Dans les hôpitaux, tout est cloisonné, “protocolé”, hiérarchisé. L’initiative individuelle est mal perçue et très vite freinée par la lourdeur administrative. Pour chaque matériel, il faut signer un formulaire, maintenant par voie informatique. Pour signer un formulaire, dans un hôpital, il faut ouvrir 2 applications différentes et faire en moyenne 10 clics… Tout prend un temps fou.

Alors, sans aucune directive mise en place, on se lave les mains, on se désinfecte à la solution hydroalcoolique (SHA), mais on continue à s’embrasser car on se soutient !
On serre la main aux patients pour « garder le contact humain ».
On continue les réunions : pour la formation !

Les chefs de service se réunissent. Les directeurs des hôpitaux se réunissent. Les cadres de soins se réunissent. Encore des réunions. Rien de très concret. On réfléchit.

Les services d’urgence commencent à s’inquiéter car il y a plusieurs patients avec toux, fièvre et dyspnée qui circulent librement dans les salles d’attente et dans les couloirs. Ils vont des services des urgences vers le service de radiologie, seuls ou accompagnés de leur famille. Ils se perdent dans des dédales de couloirs ou d’étages. Peut-être serait-il malin de les isoler ? Mais qui en prend la responsabilité ? Ah ! Administration quand tu nous tiens !

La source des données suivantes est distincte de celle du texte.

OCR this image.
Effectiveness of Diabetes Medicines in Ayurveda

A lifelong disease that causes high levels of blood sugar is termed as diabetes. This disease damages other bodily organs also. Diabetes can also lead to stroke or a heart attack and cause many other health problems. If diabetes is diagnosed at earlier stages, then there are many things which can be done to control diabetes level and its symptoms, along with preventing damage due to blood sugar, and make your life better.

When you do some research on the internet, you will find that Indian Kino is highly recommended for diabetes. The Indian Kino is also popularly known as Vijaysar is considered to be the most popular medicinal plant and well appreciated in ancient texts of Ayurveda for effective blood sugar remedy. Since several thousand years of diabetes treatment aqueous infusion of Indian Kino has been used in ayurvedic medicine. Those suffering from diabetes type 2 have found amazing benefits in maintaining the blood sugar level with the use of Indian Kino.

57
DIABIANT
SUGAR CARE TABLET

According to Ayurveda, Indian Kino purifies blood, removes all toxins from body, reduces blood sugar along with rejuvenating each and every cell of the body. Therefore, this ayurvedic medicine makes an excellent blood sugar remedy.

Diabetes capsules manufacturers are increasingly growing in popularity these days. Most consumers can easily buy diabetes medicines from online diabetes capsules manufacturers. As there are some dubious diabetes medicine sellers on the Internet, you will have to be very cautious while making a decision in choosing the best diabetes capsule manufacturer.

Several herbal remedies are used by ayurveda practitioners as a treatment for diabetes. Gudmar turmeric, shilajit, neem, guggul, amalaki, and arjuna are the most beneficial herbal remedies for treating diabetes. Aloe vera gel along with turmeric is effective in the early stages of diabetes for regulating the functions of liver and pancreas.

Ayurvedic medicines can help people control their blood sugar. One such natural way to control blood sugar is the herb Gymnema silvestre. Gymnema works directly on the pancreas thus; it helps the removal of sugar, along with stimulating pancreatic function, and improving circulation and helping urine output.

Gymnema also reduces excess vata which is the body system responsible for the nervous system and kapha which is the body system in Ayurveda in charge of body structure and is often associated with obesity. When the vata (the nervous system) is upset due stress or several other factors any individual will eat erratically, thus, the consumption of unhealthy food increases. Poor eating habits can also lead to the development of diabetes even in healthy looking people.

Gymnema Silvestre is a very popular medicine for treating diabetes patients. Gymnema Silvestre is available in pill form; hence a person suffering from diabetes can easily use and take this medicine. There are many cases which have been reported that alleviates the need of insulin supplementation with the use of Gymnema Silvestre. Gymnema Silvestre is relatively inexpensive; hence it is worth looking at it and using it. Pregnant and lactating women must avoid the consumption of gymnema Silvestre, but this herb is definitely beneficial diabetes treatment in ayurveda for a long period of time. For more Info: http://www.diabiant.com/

Ils sont envoyés pour faire des scanners, des radios, des consultations de pneumologie.

Et si ces patients étaient atteints de COVID-19 ?

L’information arrive : il y a deux cas de patients chinois atteints de COVID-19 dans l’hôpital. Non, 4 ! En fait 2 patients graves en réanimation, et 2 patients non graves. Non attendez, 4 patients en réanimation !
Bref, les informations circulent et les rumeurs avec elles.

Les chiffres grossissent.
Sont-ils 12 COVID+, ou un car entier de chinois ? Ou bien un avion de 350 personnes ?

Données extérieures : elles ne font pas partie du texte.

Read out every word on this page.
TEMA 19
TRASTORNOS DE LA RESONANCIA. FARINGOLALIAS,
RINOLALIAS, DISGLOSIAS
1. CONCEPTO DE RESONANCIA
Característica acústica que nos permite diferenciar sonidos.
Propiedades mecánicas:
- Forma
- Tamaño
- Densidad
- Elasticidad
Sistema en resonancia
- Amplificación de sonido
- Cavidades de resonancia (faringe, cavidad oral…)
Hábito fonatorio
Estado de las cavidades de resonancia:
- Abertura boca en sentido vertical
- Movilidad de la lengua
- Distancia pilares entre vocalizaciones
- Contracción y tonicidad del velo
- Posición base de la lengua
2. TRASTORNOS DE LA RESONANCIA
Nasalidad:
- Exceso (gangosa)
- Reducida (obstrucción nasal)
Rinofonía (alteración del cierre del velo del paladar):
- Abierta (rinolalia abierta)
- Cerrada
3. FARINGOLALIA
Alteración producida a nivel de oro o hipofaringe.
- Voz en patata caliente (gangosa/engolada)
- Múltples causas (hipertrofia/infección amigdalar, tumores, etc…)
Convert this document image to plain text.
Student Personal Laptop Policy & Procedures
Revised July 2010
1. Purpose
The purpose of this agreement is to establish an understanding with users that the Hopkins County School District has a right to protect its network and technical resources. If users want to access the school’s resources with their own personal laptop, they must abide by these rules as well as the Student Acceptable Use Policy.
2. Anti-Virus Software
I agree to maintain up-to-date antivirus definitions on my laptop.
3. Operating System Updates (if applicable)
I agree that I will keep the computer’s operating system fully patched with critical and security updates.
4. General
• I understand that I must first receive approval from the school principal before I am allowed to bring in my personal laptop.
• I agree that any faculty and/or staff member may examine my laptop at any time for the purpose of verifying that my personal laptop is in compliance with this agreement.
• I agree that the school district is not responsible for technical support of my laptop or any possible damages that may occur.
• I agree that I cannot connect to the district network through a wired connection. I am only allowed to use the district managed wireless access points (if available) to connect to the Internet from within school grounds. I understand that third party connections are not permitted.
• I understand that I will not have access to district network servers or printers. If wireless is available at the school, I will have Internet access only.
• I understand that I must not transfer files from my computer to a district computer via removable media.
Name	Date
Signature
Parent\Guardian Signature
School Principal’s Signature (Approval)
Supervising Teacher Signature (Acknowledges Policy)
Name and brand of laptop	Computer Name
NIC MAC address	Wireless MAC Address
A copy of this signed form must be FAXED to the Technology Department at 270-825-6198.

Les personnels soignants s’indignent du manque de précautions de sécurité. On discute dans les couloirs. La vie du service est en suspens. Tout le monde commence à s’affoler. On nous cache tout, on ne nous dit rien… refrain !

Les internes échangent sur le réseau social commun puis nous confirment qu’il y a 4 patients chinois COVID en réanimation. Les praticiens hospitaliers échangent sur le réseau social commun puis nous confirment qu’il y a 4 patients chinois COVID en réanimation. Le chef de service échange sur le réseau social commun puis nous confirme qu’il y a 4 patients chinois COVID en réanimation.

Enfin, la parole circule !

Branle-bas de combat. Vague de panique.
Bon, toute proportion gardée, vaguelette de panique ! Ils ne sont que 4. On gère …

S’enchaînent alors des réunions d’information sur la prise en charge du patient Covid+, les équipes d’hygiène rencontrent les cadres. Les cadres informent le personnel soignant. Le personnel soignant informe ceux qui reviennent de repos, de garde, de RTT.

Les actualités montrent beaucoup de chefs de service sur les chaînes d’informations télévisées et radiophoniques, en continu : ne sont-ils donc jamais à leur poste de travail, se demande-t-on dans les couloirs ?

On parle de plus en plus de la situation épidémiologique mondiale du Covid-19, de la transmission et la protection du personnel : on commence à avoir peur. Les patients suspects et confirmés sont appelés C…

Des boîtes de masques disparaissent.